On Saturday, U.S. Army Sergeant James Lowry of the 1st Infantry Division was invited to attend the Buccaneers rookie mini-camp as a guest of the team and Pewter Partner News Channel 8.
Sgt. Lowry, a six-year Army veteran, spent the last eight months in Fallujah, Iraq and has recently returned to the Bay Area for two weeks of rest and relaxation. He heads back to Iraq on Tuesday, May 11.
Sgt. Lowry attended Saturday's practice with his wife and mother. The three watched the afternoon session from the sidelines at One Buccaneer Place, received a tour of the Buccaneers' locker room and met some of the players and coaches.
After practice, Sgt. Lowry spoke with quarterback Marquel Blackwell, with whom he attended Dixie Hollins High School. Sgt. Lowry also chatted with Personnel Executive Doug Williams and Defensive Coordinator Monte Kiffin. Finally, Sgt. Lowry was introduced to the man he says, "Brought the Super Bowl home to where it belongs."
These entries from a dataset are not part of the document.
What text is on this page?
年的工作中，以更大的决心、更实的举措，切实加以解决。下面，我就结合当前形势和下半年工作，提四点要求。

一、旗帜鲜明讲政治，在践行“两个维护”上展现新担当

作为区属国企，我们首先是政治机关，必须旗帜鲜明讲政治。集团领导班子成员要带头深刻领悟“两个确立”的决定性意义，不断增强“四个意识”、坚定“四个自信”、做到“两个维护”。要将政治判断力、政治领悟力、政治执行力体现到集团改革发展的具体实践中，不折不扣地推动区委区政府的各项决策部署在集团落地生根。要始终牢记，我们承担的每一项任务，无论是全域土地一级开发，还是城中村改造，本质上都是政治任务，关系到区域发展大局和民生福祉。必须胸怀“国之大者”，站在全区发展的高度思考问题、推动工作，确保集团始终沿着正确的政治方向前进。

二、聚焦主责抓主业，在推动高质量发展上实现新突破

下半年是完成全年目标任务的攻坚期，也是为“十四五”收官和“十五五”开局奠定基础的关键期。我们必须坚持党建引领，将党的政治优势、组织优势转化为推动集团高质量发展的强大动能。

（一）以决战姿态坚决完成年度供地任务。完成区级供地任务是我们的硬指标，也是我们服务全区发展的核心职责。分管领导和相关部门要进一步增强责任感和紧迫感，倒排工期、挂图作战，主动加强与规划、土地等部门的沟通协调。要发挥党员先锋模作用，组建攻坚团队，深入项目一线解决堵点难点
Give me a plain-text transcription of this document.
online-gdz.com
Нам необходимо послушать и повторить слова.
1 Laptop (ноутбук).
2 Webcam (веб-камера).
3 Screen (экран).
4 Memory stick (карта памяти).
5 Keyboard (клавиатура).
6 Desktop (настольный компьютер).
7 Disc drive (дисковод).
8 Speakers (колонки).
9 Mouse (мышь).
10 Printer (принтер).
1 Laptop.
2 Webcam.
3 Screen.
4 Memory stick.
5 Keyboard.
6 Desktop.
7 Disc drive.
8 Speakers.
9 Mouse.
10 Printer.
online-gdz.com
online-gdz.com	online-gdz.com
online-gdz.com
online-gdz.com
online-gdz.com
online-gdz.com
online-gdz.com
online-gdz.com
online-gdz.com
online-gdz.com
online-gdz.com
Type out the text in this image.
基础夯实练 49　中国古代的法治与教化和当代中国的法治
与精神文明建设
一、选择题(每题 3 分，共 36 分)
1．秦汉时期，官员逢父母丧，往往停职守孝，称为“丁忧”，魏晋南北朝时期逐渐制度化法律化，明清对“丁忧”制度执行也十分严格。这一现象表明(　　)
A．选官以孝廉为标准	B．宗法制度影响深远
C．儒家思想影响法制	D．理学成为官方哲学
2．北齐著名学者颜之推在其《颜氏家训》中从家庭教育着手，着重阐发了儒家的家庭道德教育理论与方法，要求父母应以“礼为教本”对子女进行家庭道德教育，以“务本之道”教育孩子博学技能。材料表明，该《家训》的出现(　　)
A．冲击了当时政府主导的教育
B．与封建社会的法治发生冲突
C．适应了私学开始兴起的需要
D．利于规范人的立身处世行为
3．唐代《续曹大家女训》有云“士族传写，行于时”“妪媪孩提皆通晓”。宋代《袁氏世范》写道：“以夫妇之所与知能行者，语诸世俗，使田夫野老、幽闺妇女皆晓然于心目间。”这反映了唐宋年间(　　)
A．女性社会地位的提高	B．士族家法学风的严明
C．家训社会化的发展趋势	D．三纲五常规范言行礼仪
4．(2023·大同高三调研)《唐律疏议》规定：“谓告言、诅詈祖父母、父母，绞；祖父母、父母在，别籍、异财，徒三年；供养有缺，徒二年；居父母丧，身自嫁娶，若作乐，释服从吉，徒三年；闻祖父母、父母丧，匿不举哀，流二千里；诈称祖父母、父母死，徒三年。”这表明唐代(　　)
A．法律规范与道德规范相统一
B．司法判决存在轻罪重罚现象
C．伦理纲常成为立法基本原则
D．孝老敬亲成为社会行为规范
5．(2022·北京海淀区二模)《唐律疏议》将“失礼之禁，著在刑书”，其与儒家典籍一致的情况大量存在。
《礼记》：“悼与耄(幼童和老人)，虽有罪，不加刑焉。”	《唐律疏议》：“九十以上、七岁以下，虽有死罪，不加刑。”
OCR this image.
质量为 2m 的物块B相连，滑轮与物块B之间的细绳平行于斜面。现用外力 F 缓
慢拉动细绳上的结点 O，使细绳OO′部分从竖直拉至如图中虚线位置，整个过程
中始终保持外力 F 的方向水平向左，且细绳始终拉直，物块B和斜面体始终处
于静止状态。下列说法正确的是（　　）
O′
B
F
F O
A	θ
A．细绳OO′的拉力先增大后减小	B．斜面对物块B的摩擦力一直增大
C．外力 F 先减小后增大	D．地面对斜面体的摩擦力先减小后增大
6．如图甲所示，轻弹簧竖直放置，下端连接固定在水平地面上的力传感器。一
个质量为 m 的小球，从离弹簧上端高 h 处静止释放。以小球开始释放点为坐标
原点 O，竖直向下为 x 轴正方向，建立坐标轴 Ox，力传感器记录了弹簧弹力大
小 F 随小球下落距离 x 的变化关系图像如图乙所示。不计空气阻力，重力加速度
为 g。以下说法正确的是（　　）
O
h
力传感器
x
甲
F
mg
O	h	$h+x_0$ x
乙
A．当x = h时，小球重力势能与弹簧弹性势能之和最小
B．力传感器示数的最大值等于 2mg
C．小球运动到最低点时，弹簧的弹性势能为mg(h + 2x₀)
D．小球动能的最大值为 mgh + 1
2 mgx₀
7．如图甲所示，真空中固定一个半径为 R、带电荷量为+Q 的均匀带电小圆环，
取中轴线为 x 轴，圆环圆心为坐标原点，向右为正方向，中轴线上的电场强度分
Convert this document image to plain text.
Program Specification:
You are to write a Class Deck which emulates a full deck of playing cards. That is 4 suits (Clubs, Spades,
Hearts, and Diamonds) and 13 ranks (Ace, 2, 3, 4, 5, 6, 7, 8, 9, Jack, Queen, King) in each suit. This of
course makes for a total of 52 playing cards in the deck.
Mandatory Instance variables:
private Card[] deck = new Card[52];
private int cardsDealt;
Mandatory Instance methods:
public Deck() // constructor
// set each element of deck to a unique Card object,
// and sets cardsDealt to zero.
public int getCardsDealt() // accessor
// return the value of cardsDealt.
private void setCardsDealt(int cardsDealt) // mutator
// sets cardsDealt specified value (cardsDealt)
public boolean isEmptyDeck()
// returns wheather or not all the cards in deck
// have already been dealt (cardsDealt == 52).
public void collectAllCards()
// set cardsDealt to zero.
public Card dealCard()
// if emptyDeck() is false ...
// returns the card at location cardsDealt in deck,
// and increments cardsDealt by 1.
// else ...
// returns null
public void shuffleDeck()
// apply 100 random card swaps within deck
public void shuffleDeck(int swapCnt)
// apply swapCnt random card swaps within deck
That, of course, would be Head Coach Jon Gruden. Gruden told Lowry that he was proud of the sergeant's service and glad that he could help make one of the Army tank mechanic's dreams come true.
"This is incredible," said Sgt. Lowry. "The Buccaneers are my favorite team and to be able to meet these guys is just incredible."
Gruden and Sgt. Lowry exchanged gifts, with Gruden presenting signing the visor he wore at practice and presenting it to the visitor. Sgt. Lowry responded by giving Gruden a Hard Rock Café Fallujah t-shirt.